Due to the inconsistent construction and foundation of the pavement of the Blue Ridge Parkway, it does not hold up well to snow plowing operations. This combined with the danger of plowing on sharply elevated road surfaces and descending radius curves are the main reasons why the Parkway is not cleared of snow and ice in all areas. Consequently, some stretches of road may be open and then extended sections at higher elevations closed when it snows.

Contributing to confusion for visitors is when they come to the park and find a gate closed across the road, but there is no visible snow or ice. The Blue Ridge Parkway travels through a quickly changing landscape at varied elevations and aspects. The roadway is most dangerous when temperatures start to warm and melting occurs. Melting during the day can quickly refreeze at night across the road surface. Mountain springs that seep through rock faces along the roadway will freeze preventing the water from draining and it then trails across the road and freezes. You can at times travel for several miles on clear dry pavement and then round a curve ending up in solid ice or snow before you know what has happened.

It is also quite hazardous for park employees to travel these same roads during winter weather to get these gates closed. I had instances during my career when due to surprise storms and lack of personnel it could take up to eight hours to close all the gates in one district of the Blue Ridge Parkway. This can result in hazardous situations for visitors who find themselves in the park during these times.

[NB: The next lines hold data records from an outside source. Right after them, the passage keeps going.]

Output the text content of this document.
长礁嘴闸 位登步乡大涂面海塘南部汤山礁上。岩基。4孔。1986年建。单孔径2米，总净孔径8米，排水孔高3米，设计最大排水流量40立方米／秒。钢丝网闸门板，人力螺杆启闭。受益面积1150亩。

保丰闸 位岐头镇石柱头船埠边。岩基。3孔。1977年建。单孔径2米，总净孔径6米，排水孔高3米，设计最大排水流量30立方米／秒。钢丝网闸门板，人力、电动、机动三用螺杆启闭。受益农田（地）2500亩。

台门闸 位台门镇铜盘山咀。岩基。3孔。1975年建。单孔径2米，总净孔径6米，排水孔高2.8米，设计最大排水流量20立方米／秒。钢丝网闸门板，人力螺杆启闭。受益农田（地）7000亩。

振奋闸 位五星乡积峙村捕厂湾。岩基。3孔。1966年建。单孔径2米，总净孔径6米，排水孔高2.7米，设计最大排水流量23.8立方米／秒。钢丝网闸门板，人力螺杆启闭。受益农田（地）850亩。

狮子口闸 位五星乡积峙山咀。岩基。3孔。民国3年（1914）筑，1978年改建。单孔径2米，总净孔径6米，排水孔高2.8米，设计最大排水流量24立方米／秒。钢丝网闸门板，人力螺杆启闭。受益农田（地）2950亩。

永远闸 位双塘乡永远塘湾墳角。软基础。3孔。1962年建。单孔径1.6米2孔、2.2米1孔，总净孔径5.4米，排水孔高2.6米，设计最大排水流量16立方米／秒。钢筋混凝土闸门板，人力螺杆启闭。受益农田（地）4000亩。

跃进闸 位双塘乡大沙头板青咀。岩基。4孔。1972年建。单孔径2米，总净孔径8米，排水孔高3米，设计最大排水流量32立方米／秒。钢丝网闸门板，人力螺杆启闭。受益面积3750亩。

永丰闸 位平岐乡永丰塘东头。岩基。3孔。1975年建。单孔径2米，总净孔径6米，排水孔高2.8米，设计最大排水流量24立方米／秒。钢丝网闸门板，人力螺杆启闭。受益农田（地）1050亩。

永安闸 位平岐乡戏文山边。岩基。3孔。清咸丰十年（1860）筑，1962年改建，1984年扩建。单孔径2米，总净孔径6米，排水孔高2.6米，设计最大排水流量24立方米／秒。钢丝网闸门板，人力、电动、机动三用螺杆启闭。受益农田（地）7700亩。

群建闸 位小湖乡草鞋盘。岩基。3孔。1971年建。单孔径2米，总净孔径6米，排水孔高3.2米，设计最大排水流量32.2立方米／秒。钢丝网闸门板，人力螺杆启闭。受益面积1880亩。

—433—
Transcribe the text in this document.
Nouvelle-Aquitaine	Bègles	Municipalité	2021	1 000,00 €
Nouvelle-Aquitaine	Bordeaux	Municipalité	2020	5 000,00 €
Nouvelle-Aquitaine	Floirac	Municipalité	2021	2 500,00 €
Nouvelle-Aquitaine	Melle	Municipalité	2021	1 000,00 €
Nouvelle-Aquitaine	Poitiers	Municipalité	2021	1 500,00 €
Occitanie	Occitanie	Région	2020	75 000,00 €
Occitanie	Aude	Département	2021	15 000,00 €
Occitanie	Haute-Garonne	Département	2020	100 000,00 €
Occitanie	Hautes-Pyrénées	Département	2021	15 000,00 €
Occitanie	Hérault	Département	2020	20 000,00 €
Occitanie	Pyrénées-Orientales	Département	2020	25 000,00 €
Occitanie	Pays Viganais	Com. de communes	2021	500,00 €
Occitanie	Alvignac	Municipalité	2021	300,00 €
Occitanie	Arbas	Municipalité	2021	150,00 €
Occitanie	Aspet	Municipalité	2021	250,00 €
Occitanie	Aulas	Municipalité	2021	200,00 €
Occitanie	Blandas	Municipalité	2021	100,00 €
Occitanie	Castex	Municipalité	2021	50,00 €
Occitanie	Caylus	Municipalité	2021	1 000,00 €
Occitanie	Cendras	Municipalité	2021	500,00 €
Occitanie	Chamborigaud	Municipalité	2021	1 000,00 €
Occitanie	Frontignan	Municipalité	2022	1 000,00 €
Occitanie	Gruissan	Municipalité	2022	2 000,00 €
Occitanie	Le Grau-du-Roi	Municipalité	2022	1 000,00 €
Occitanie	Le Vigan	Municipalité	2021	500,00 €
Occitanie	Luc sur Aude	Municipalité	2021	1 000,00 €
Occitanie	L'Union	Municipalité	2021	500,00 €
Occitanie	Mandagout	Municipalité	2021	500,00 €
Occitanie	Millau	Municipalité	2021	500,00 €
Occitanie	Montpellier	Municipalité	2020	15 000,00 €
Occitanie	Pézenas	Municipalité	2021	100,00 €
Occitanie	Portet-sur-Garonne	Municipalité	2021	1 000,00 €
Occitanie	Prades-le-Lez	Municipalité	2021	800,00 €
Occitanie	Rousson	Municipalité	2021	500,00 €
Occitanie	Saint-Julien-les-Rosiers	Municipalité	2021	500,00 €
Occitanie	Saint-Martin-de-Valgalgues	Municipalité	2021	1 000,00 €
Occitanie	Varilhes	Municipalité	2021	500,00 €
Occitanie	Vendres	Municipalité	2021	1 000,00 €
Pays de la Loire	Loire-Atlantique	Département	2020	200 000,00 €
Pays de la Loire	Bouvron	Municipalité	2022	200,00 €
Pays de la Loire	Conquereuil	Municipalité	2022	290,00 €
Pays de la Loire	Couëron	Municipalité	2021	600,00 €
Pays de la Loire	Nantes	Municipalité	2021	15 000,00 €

So if traveling in the Southern Appalachians during the winter it is critical that visitors stay aware of changing weather conditions and plan their routes appropriately. If forecasters are calling for snow or ice, it is much safer to take a longer alternate route then drive at high elevations.

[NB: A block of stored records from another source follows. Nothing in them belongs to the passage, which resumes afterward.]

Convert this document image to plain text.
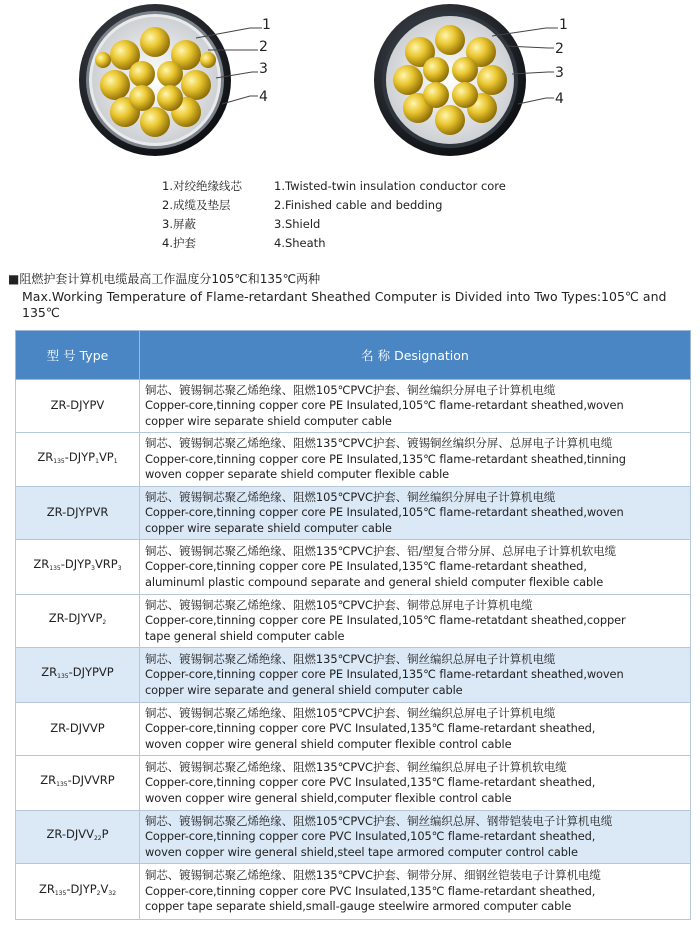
1
2
3
4
1
2
3
4
1.对绞绝缘线芯
2.成缆及垫层
3.屏蔽
4.护套
1.Twisted-twin insulation conductor core
2.Finished cable and bedding
3.Shield
4.Sheath
■阻燃护套计算机电缆最高工作温度分105℃和135℃两种
Max.Working Temperature of Flame-retardant Sheathed Computer is Divided into Two Types:105℃ and 135℃
型 号 Type	名 称 Designation
ZR-DJYPV	铜芯、镀锡铜芯聚乙烯绝缘、阻燃105℃PVC护套、铜丝编织分屏电子计算机电缆
Copper-core,tinning copper core PE Insulated,105℃ flame-retardant sheathed,woven
copper wire separate shield computer cable

$ZR_{135}-DJYP_1VP_1$	铜芯、镀锡铜芯聚乙烯绝缘、阻燃135℃PVC护套、镀锡铜丝编织分屏、总屏电子计算机电缆
Copper-core,tinning copper core PE Insulated,135℃ flame-retardant sheathed,tinning
woven copper separate shield computer flexible cable

ZR-DJYPVR	铜芯、镀锡铜芯聚乙烯绝缘、阻燃105℃PVC护套、铜丝编织分屏电子计算机电缆
Copper-core,tinning copper core PE Insulated,105℃ flame-retardant sheathed,woven
copper wire separate shield computer cable

$ZR_{135}-DJYP_3VRP_3$	铜芯、镀锡铜芯聚乙烯绝缘、阻燃135℃PVC护套、铝/塑复合带分屏、总屏电子计算机软电缆
Copper-core,tinning copper core PE Insulated,135℃ flame-retardant sheathed,
aluminuml plastic compound separate and general shield computer flexible cable

$ZR-DJYVP_2$	铜芯、镀锡铜芯聚乙烯绝缘、阻燃105℃PVC护套、铜带总屏电子计算机电缆
Copper-core,tinning copper core PE Insulated,105℃ flame-retatdant sheathed,copper
tape general shield computer cable

$ZR_{135}$-DJYPVP	铜芯、镀锡铜芯聚乙烯绝缘、阻燃135℃PVC护套、铜丝编织总屏电子计算机电缆
Copper-core,tinning copper core PE Insulated,135℃ flame-retardant sheathed,woven
copper wire separate and general shield computer cable

ZR-DJVVP	铜芯、镀锡铜芯聚乙烯绝缘、阻燃105℃PVC护套、铜丝编织总屏电子计算机电缆
Copper-core,tinning copper core PVC Insulated,135℃ flame-retardant sheathed,
woven copper wire general shield computer flexible control cable

$ZR_{135}$-DJVVRP	铜芯、镀锡铜芯聚乙烯绝缘、阻燃135℃PVC护套、铜丝编织总屏电子计算机软电缆
Copper-core,tinning copper core PVC Insulated,135℃ flame-retardant sheathed,
woven copper wire general shield,computer flexible control cable

$ZR-DJVV_{22}P$	铜芯、镀锡铜芯聚乙烯绝缘、阻燃105℃PVC护套、铜丝编织总屏、钢带铠装电子计算机电缆
Copper-core,tinning copper core PVC Insulated,105℃ flame-retardant sheathed,
woven copper wire general shield,steel tape armored computer control cable

$ZR_{135}-DJYP_2V_{32}$	铜芯、镀锡铜芯聚乙烯绝缘、阻燃135℃PVC护套、铜带分屏、细钢丝铠装电子计算机电缆
Copper-core,tinning copper core PVC Insulated,135℃ flame-retardant sheathed,
copper tape separate shield,small-gauge steelwire armored computer cable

You can also call the Blue Ridge Parkway's information line at (828) 298 0398 to get the latest information on road closures.

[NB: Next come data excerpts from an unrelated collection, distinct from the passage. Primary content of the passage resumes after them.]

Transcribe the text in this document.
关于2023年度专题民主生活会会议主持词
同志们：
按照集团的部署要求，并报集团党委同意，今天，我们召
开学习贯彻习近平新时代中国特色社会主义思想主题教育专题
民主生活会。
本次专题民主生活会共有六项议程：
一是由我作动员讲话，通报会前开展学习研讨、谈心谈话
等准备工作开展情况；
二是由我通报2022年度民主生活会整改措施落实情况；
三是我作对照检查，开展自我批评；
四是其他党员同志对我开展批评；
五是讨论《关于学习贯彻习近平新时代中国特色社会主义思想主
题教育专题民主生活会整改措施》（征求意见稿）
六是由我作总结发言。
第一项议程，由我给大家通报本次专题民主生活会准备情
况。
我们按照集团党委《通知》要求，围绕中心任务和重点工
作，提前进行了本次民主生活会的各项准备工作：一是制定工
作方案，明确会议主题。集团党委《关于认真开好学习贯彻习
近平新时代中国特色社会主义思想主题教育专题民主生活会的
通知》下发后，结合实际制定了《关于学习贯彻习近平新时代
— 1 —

National Public Radio Interview

On Sunday December 6th I will be doing an interview for WVTF the NPR radio station out of Roanoke, Virginia. It will be recorded and I am not sure of the time or times it will be aired as yet. I will pass on the information as I get it.

Tuesday, December 1, 2009

Illegal Hunting Cases in National Park Area

Taken from the National Park Service Morning Report for Tuesday December 1, 2009:

Blue Ridge Parkway
Special Operations Result In Multiple Poaching And Weapons Charges

On November 20th and 21st, Plateau District rangers working in cooperation
with Virginia conservation officers and Carroll County deputies conducted
three special operations resulting in multiple cases. On Friday, rangers
and conservation officers stopped three vehicles for spotlighting along the
parkway and issued a total of 26 state and federal charges for weapon,
drug, alcohol and multiple hunting violations. Officers also seized three
weapons. As a result of one of the cases, Virginia conservation officers
were able to file nine additional charges in an on-going investigation
relating to the illegal taking of wildlife. On Saturday, rangers,
conservation officers and Carroll County deputies conducted a DUI
checkpoint. During the checkpoint, officers contacted the operators of
approximately 100 vehicles and issued 15 violations and 11 warnings for a
variety of offenses, including suspended licenses, drugs, alcohol, weapons,
hunting and equipment violations. Officers seized four weapons, impounded
two vehicles and issued a total of eight violations related to illegal
hunting. A total of 50 violations were issued over the weekend, 40 of which
were related to illegal hunting activity. [Bobby D Miller, Plateau District

Learn more about illegal hunting and poaching in my book, A Park Ranger's Life: Thirty Two Years Protecting Our National Parks.

And a highly deserved well done to the Park Rangers of the Plateau District of the Blue Ridge Parkway.